La Fédération des associations de professeures et professeurs d’université fait également valoir depuis longtemps au gouvernement du Nouveau-Brunswick que les universités publiques, l’éducation et la recherche auxquelles elles s’adonnent ne doivent pas être perçues comme un luxe privé que l’on se paie seulement lorsque tout va bien; elles sont un bien public, composantes essentielles d’une société moderne, libre et démocratique, et le moteur d’une économie forte et résiliente.

La fédération est également sensible aux préjudices et aux dommages irréversibles envers les communautés francophones de partout au pays que la décision de règlement de la situation à l’Université Laurentienne engendre.

Évaluer la pertinence d’une institution et de programmes d’études desservant une communauté linguistique en situation de minorité en ne retenant que des indicateurs financiers constitue bel et bien une forme de discrimination.
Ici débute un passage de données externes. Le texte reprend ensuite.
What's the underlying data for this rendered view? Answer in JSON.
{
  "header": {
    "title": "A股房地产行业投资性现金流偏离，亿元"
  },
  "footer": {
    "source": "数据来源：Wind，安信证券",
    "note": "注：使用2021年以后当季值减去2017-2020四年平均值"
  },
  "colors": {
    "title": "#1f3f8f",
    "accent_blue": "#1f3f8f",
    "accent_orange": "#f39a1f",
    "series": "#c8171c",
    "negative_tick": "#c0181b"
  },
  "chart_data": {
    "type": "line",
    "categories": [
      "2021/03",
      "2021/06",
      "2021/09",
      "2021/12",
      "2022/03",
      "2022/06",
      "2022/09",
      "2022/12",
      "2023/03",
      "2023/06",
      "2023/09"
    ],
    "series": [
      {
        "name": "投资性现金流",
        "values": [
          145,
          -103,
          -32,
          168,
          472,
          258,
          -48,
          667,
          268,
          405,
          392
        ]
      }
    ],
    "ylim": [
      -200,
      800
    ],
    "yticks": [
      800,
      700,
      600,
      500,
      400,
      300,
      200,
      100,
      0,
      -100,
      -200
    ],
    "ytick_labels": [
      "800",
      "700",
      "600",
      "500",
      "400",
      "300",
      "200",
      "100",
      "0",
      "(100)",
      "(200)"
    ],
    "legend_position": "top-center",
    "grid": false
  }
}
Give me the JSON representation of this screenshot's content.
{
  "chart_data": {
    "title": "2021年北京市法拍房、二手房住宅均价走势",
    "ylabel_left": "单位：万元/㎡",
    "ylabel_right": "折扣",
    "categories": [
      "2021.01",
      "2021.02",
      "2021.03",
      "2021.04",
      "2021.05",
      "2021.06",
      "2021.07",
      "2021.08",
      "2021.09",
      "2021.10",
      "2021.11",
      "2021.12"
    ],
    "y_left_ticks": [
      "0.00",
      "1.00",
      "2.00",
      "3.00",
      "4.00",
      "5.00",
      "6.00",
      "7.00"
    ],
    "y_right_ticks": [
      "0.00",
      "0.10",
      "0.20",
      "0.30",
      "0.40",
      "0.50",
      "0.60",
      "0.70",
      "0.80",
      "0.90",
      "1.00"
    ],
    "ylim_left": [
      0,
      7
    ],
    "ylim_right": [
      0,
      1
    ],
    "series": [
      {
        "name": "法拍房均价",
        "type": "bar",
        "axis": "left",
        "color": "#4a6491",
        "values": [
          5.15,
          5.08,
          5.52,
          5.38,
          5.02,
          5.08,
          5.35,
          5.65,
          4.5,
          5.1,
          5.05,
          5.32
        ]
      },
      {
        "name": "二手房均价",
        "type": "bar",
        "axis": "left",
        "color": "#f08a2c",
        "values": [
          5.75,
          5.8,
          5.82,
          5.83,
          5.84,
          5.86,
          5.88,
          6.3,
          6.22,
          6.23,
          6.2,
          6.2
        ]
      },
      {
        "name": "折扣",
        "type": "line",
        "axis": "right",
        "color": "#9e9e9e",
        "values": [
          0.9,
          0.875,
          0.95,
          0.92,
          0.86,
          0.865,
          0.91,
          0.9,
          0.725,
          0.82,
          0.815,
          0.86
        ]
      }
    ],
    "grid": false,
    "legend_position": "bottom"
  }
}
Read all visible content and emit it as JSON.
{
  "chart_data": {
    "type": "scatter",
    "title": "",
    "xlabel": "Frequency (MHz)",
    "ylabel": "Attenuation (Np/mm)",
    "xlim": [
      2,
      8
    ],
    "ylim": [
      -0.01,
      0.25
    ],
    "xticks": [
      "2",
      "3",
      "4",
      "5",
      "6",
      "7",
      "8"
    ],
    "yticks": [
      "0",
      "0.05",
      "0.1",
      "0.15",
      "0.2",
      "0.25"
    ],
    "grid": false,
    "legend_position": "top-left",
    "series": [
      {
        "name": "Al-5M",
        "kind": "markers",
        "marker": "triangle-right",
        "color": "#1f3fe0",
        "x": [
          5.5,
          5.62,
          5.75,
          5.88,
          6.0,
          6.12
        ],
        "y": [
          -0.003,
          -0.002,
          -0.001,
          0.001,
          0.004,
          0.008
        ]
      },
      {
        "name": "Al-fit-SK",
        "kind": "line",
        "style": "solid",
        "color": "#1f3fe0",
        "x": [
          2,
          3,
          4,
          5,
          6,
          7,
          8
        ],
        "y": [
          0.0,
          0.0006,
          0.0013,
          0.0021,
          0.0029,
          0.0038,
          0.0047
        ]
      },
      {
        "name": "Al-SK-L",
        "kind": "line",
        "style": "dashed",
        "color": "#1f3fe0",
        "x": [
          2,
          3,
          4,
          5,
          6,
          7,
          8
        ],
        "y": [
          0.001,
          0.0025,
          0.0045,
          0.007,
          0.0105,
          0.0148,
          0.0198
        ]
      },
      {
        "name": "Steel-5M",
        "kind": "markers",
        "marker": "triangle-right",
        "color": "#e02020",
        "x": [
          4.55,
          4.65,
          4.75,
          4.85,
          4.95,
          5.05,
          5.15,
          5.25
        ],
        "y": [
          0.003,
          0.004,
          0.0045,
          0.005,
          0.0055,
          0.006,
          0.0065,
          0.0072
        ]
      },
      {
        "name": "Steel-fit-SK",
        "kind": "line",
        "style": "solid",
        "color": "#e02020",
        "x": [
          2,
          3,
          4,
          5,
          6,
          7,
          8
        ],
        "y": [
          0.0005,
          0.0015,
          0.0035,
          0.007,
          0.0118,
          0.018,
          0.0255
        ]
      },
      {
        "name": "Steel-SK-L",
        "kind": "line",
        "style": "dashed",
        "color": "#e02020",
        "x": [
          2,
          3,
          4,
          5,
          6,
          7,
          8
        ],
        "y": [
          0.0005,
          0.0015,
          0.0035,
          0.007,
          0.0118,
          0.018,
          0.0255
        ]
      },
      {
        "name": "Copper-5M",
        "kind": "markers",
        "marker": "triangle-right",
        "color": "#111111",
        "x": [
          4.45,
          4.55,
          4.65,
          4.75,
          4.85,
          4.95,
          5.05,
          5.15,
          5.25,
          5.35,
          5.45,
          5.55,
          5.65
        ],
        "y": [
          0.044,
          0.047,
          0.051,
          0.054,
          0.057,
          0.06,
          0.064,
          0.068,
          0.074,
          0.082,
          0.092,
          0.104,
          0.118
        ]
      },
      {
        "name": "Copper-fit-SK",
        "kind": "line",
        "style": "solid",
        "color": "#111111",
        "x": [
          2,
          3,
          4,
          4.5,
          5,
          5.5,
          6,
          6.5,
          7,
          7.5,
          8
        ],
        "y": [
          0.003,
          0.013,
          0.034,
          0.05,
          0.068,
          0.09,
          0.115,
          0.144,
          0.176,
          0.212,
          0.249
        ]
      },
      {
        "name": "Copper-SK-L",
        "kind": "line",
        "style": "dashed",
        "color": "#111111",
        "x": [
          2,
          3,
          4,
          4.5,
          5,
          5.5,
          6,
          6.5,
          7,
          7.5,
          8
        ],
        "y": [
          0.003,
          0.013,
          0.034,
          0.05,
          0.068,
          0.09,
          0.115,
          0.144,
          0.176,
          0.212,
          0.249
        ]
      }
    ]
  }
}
Il demeure impératif de tenir compte de l’accessibilité à une éducation universitaire de qualité pour les communautés francophones; il s’agit d’un enjeu qui dépasse le monde de l’éducation au sens strict.

L’Université Laurentienne a joué un rôle de moteur de développement culturel et identitaire central pour la communauté franco-ontarienne à partir des années 1960. Nous devons tenir compte de ces contributions sociales et communautaires, qui dépassent la stricte comptabilité. Le Nouveau-Brunswick compose, comme l’Ontario, avec une réalité universitaire reflétant la réalité linguistique de son tissu social. Il est impératif d’en tenir compte.

Bien que nous reconnaissons et appuyons entièrement l’aide qui est actuellement accordée à nos étudiantes et étudiants sous forme d’allégement des droits de scolarité, ces programmes ne nous aident pas à récupérer tout ce qui a été perdu au cours des 30 dernières années en matière de coûts d’exploitation universitaires.

De plus, le recours constant à l’augmentation des droits de scolarité n’est pas soutenable, ni pour le corps étudiant ni pour les parents. Il est donc primordial, à bien des égards, que les subventions d’exploitation octroyées aux universités soient prévisibles, qu’elles suivent l’inflation et qu’elles soient entièrement utilisées pour renforcer la mission et les programmes des universités publiques au Nouveau-Brunswick.

Va-t-il falloir arriver à une situation de crise pour nous faire comprendre et prendre au sérieux?

Hector Guy Adégbidi
Président
Fédération des associations de professeures et professeurs d’université du N.-B.